Here is a dump of executed commands beginning from volume creation.

Comment 7 shishir gowda 2012-03-07 10:37:15 UTC
Hi Alexander,

We found the issue to be with related to iobufs

We can send a maximum of GF_IOBREF_IOBUF_COUNT (16) in the responses(read in this case). Each request tends to be of 128k.

By having stripe-block-size set to 4k, we would need 32 bufs, hence we end up loosing 16 bufs.

Stripe was designed to handle 128k or higher block sizes.

I will change the stripe-block-size min limit to 16k to prevent this scenario.

If needed I can give you a patch which hikes this buf count to 32.

Comment 8 Alexander Bersenev 2012-03-07 11:10:35 UTC
With hardcoded fuse's max_read = 131072 it seems to be an acceptable solution. I don't see data corruptions anymore.

I think this bug can be closed.

Comment 9 shishir gowda 2012-03-07 11:36:42 UTC
As stripe is designed to work with larger block size, we will not fix this bug.
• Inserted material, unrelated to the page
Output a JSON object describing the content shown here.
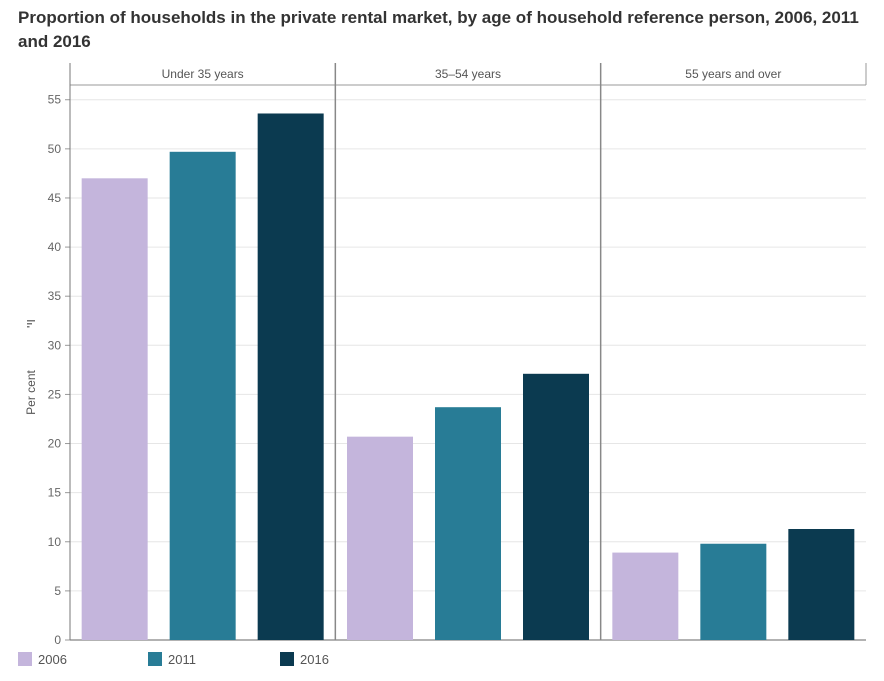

Comment 10 Alexander Bersenev 2012-03-09 05:37:56 UTC
Created attachment 568818 [details]
Patch to increase min stripe size to 16384

Here is a patch to change the stripe-block-size min limit to 16k. 

As stripe is designed to work with larger block size and _doesn't work_ with lower values, please, fix this bug by raising the minimum block size limit.